Etant donné toutefois que ce fragment est postérieur au 3, nous supposons que le "barrage de police" rencontré page 50 par Johnny sur le chemin d'Inglewood dissimule peut-être le secret, digne d'un thriller paranoïaque (au hasard, Invasion of the Body Snatchers, dans la version de Don Siegel, celle utilisant, dans un second rôle non crédité, un des acteurs préférés de Clowes, Richard Deacon), que nous avons entrevu dans le fragment 3.
Venons-en maintenant à ce cauchemardesque (dans tous les sens du terme) fragment 3, "The Glow Infernal", pour lequel Daniel Clowes revendique l'influence du récit "Midnight Mess!" créé par Al Feldstein & Joe Orlando pour un des plus célèbres EC comics d'horreur, Tales from the Crypt, mais aussi, dans l'entretien avec Juana Summers, l'influence des histoires de son ami Richard Sala (auquel l'album est dédié, page 6) – deux références auxquelles on peut sans doute ajouter, comme Eric Debarnot, le nom de Charles Burns (la trilogie Nitnit ou Dédales).
Plus sans doute qu'aucun autre fragment de Monica, "The Glow Infernal" peut se savourer comme une histoire courte, parfaitement auto-suffisante, sauf qu'elle est en fait insérée dans une "mosaïque" (comme dirait InitialesBD) d'autres histoires, avec lesquelles elle doit, fatalement, entrer en résonance, d'une façon ou d'une autre – ne serait-ce qu'en véhiculant un même sentiment d'absurdité existentielle.
De mon point de vue, tout trouve un sens grâce à la très forte ressemblance qu'entretient l'arbre aperçu à la fin de "The Glow Infernal" (page 36) et celui au pied duquel Monica récupère (page 105, fragment 9, "Doomsday") un objet "enterré" bien des années plus tôt (page 48, fragment 4, "Demonica", je n'en dis pas plus à dessein pour ne pas trop déflorer l'intrigue).

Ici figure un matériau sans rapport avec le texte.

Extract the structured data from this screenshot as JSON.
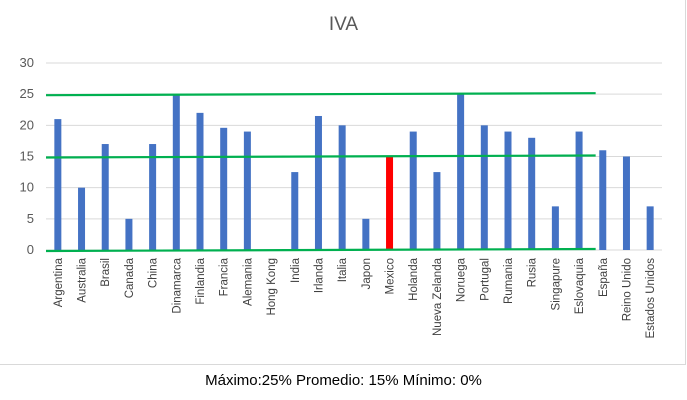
{
  "caption": "Máximo:25% Promedio: 15% Mínimo: 0%",
  "colors": {
    "bar": "#4472c4",
    "highlight": "#ff0000",
    "reference_line": "#00b050",
    "grid": "#d9d9d9"
  },
  "chart_data": {
    "type": "bar",
    "title": "IVA",
    "xlabel": "",
    "ylabel": "",
    "ylim": [
      0,
      30
    ],
    "yticks": [
      0,
      5,
      10,
      15,
      20,
      25,
      30
    ],
    "grid": true,
    "categories": [
      "Argentina",
      "Australia",
      "Brasil",
      "Canada",
      "China",
      "Dinamarca",
      "Finlandia",
      "Francia",
      "Alemania",
      "Hong Kong",
      "India",
      "Irlanda",
      "Italia",
      "Japon",
      "Mexico",
      "Holanda",
      "Nueva Zelanda",
      "Noruega",
      "Portugal",
      "Rumania",
      "Rusia",
      "Singapure",
      "Eslovaquia",
      "España",
      "Reino Unido",
      "Estados Unidos"
    ],
    "values": [
      21,
      10,
      17,
      5,
      17,
      25,
      22,
      19.6,
      19,
      0,
      12.5,
      21.5,
      20,
      5,
      15,
      19,
      12.5,
      25,
      20,
      19,
      18,
      7,
      19,
      16,
      15,
      7
    ],
    "highlight_category": "Mexico",
    "reference_lines": [
      {
        "label": "Máximo",
        "value": 25
      },
      {
        "label": "Promedio",
        "value": 15
      },
      {
        "label": "Mínimo",
        "value": 0
      }
    ]
  }
}
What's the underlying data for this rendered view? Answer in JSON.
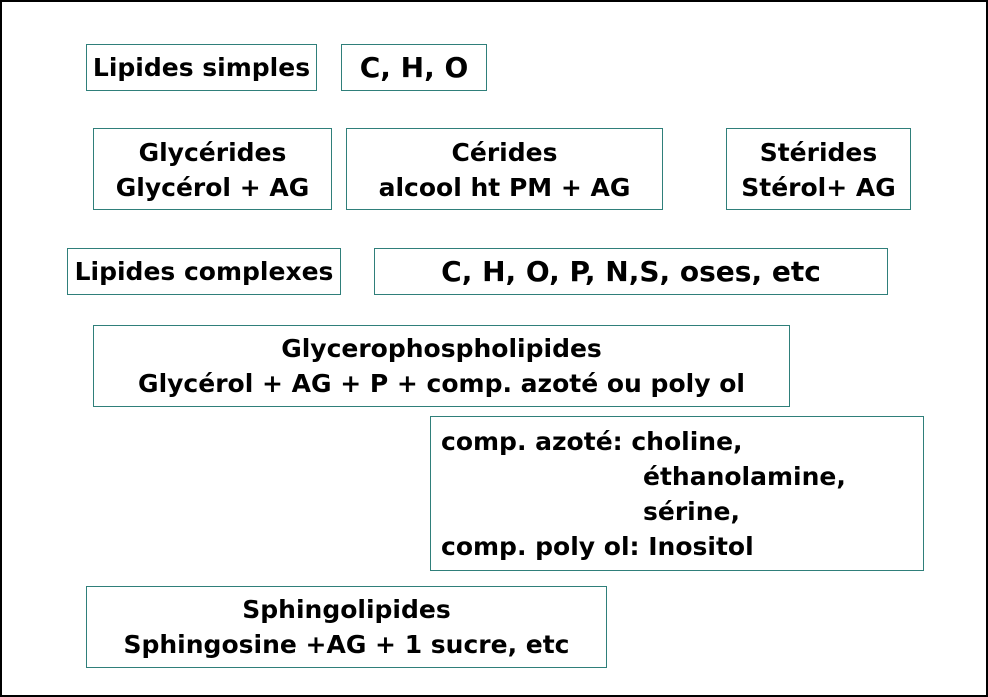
{
  "diagram": {
    "lipides_simples": {
      "label": "Lipides simples",
      "elements": "C, H, O",
      "glycerides": {
        "title": "Glycérides",
        "composition": "Glycérol + AG"
      },
      "cerides": {
        "title": "Cérides",
        "composition": "alcool ht PM + AG"
      },
      "sterides": {
        "title": "Stérides",
        "composition": "Stérol+ AG"
      }
    },
    "lipides_complexes": {
      "label": "Lipides complexes",
      "elements": "C, H, O, P, N,S, oses, etc",
      "glycerophospholipides": {
        "title": "Glycerophospholipides",
        "composition": "Glycérol + AG + P + comp. azoté ou poly ol"
      },
      "components": {
        "azote_label": "comp. azoté: choline,",
        "azote_item2": "éthanolamine,",
        "azote_item3": "sérine,",
        "polyol_line": "comp. poly ol: Inositol"
      },
      "sphingolipides": {
        "title": "Sphingolipides",
        "composition": "Sphingosine +AG + 1 sucre, etc"
      }
    }
  }
}
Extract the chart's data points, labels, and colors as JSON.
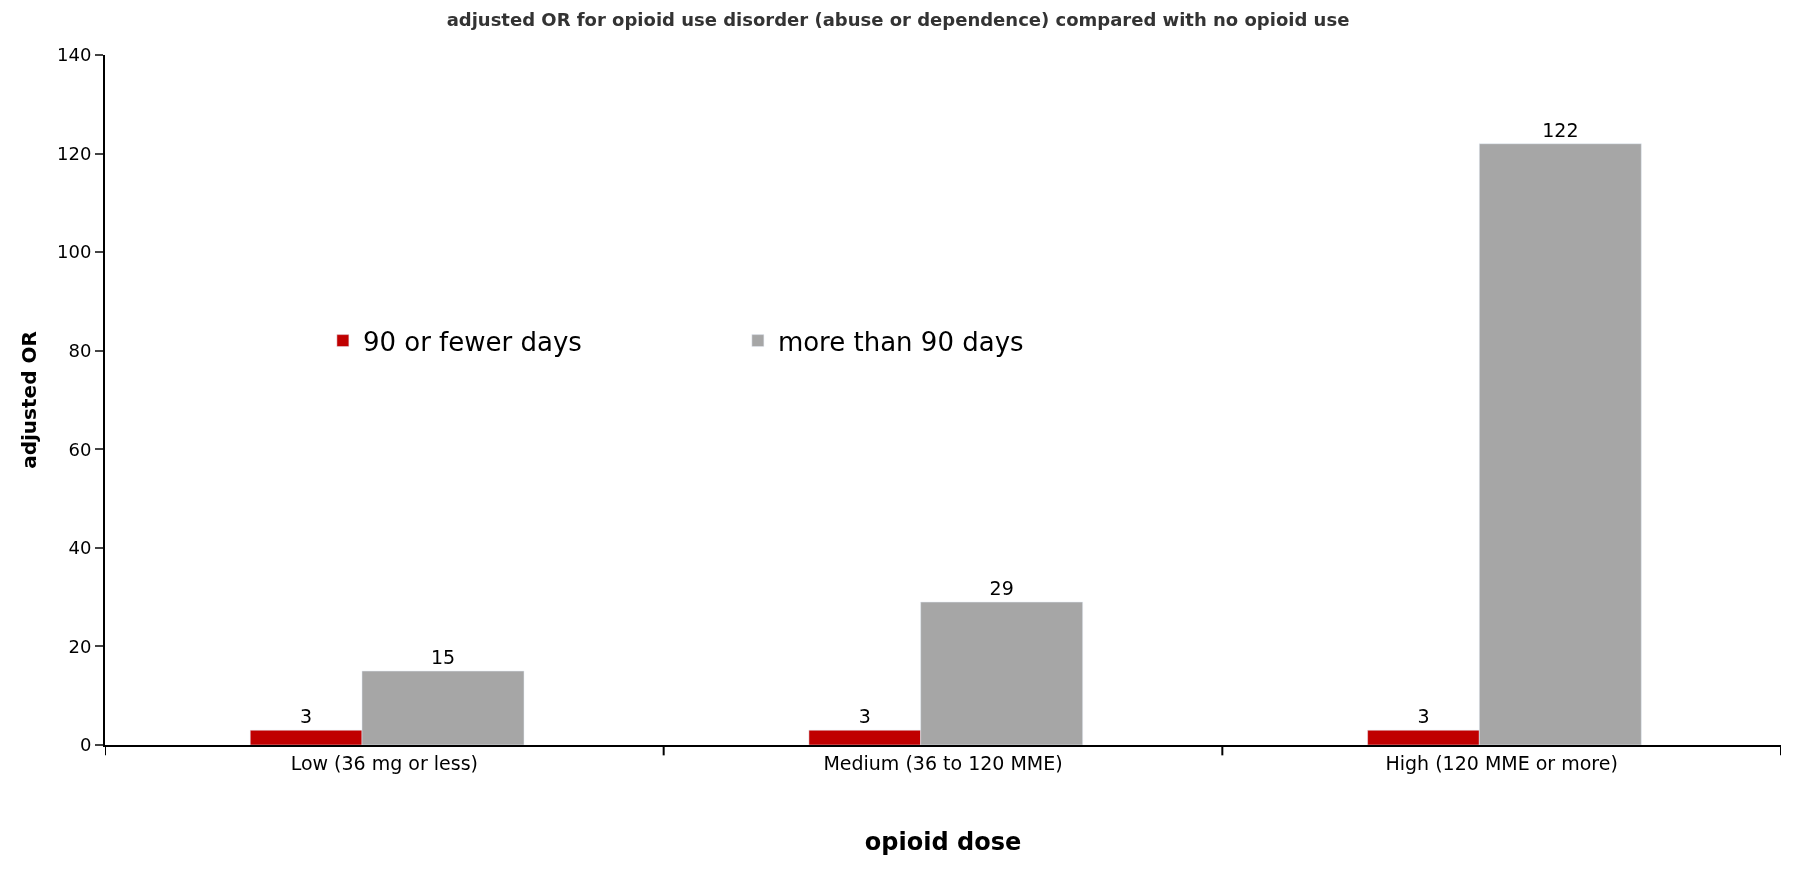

En liant ainsi le fragment 3 avec les deux seuls fragments de la vie de Monica (4 et 9 donc) dans lequel le fantastique fait directement irruption (ce que bien sûr Monica niera page 55, parlant de simples "hallucinations" et de "mémoire rêvée", sans doute l'expression-clé de l'oeuvre), nous donnons un sens – immémorial – à ce surgissement, tout en tombant, peut-être, dans le piège de ce dispositif narratif soigneusement ourdi par Daniel Clowes...
Le sujet de Monica est peut-être précisément au fond l'impossibilité d'assembler en un tout cohérent les pièces du puzzle de notre vie, laquelle serait toujours fondamentalement comme ce ruban de Moebius narratif au coeur du Lost Highway de David Lynch, ou comme ces deux fragments consécutifs de Monica qui se regardent en chiens de faïence (car oui, l'absence de tout "intermède" entre deux fragments consacrés à Monica est sans doute tout aussi signifiante) :
– le fragment 6, "Success", nous montre Monica céder à cette éthique protestante de l'activité (pour ne pas dire "cet horrible instinct de compétition", page 59) qui est l'essence même du capitalisme (suivant Max Weber) ;
– inversement, le fragment 7, "The Opening The Way" (préparé par la présence d'une "brochure" pages 23 et 24 du fragment 2", Pretty Penny") nous la montre rechercher (dans les marges d'une société qui la tolère mal) une vie contemplative, loin de "l'idiotie du monde, les tweets, les auditions au sénat, les guides de voyage" (page 79).
Evidemment, la vraie Monica n'est ni l'une ni l'autre ; en fait, il n'y a sans doute pas de vraie Monica, ni même de vrai vous – après tout, comme l'a montré le dernier Michel Foucault (celui de l'Histoire de la sexualité), l'idée qu'il faudrait absolument poser son ego comme un objet de connaissance ne va pas de soi, elle a été promue par le christianisme, et récupérée par le capitalisme... S'il y avait une leçon à tirer de Monica (album récompensé par le Fauve d'or à Angoulême 2024), elle serait sans doute là.